Precisely because it was so well received the first time around, that same piece of discourse gets added into long-term storage, as part of your growing social repertoire. But it turns out that making new use of tried-and-true material years later can be a bit risky. Suppose a new situation—a meeting, a date, a party, an interview, etc.—presents itself that has some feature in common with that old one where your stored stuff worked so well. Let’s say, the joke you told two years ago amused some people from the very same overseas country to whose other citizens you’re talking now. Or you once deeply moved an elder person with a story about your childhood, and now here’s another octogenarian, so you figure the same story ought to prove just as successful today. Some feature of your audience, or of the situation, is familiar enough to trigger a specific piece of material that proved to be scintillating in the past.
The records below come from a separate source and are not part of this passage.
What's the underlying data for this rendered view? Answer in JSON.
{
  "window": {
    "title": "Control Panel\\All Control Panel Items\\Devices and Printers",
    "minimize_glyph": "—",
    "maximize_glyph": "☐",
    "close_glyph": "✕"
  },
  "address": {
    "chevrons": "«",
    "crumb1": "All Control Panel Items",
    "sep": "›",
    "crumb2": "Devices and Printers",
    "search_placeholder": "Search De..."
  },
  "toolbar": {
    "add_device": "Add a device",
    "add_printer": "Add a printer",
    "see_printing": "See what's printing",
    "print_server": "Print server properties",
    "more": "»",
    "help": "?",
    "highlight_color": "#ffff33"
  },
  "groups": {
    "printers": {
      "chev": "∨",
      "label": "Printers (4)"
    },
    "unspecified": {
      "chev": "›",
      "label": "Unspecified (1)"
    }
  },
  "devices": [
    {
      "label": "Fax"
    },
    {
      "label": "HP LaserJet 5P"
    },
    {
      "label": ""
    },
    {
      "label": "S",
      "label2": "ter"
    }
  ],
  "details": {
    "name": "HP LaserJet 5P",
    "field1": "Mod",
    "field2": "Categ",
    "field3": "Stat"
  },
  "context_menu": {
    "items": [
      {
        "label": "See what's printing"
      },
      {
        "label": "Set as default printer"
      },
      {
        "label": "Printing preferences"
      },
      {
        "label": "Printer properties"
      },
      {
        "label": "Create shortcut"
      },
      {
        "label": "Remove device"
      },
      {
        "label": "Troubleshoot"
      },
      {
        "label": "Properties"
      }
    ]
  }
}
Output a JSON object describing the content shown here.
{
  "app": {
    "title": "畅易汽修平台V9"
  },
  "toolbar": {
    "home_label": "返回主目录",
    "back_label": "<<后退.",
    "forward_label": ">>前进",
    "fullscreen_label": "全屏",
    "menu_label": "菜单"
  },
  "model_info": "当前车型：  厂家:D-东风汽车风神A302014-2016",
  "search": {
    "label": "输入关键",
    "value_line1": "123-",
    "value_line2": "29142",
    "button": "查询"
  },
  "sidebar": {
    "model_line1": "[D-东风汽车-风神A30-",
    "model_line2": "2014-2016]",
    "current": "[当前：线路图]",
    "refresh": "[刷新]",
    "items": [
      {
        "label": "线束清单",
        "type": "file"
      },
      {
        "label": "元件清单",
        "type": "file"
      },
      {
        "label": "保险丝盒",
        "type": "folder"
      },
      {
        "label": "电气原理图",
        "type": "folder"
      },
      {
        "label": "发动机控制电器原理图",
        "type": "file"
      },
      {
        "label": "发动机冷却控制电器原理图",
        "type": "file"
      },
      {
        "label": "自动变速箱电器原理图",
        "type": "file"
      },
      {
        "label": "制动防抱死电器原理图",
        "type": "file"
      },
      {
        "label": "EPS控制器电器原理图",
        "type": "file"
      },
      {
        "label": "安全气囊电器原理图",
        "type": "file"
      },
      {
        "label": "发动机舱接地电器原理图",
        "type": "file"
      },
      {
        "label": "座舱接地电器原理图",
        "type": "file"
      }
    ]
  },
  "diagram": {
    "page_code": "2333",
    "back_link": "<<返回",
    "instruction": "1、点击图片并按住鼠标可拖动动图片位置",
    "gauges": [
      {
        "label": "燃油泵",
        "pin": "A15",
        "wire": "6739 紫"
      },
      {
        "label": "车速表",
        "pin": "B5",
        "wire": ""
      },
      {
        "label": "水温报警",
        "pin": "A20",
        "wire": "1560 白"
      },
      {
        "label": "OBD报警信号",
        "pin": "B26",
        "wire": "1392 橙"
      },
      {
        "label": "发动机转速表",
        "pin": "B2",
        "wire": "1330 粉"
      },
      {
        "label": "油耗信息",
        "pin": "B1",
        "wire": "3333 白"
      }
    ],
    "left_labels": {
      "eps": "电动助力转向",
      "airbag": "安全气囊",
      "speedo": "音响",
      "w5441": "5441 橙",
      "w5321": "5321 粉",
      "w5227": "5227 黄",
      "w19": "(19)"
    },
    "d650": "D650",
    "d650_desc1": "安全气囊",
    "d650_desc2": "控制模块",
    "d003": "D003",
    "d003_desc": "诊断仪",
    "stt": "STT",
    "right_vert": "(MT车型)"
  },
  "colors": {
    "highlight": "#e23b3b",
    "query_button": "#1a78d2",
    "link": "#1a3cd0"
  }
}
It might be just as charming or poignant now as it was back then. But think twice before you wheel it out and redeploy it. Why? Because the slightest congruity between past and present can be powerfully tempting: surely this is a chance to validate old good stuff, to prove to yourself the value of what you’ve accumulated, and to be good-with-people without having to make a renewed effort. This temptation can cause you to overlook the important new factors that distinguish this moment from its distant precursor, and these new people from the ones you knew before, and this social context from the one that’s long gone. It can make you forget what you’ve learned, even if you’ve learned it well: all the political shifts, changes in social mores, gender dynamics, and codes of interpersonal presentation that the culture has seen in the meanwhile. Even apart from that issue of long-term cultural change, individuals are always distinct; these particular Australians are not the same ones you dealt with last week.
The old story, or joke, or comparison, might indeed be a delightful contribution once again, despite the passage of time. But very often indeed, it’s worth slowing down for a moment beforehand, to silently check-in with yourself about just how appropriate such a repetition is likely to be. The world changes every day, and each person you meet is different from the rest. You, too, have changed, and you can indeed thrive without those extra scraps of continuity you might be tempted to snatch from Time’s hand. “Be yourself” is still very good advice—but this self need not be exactly the same as yesterday’s.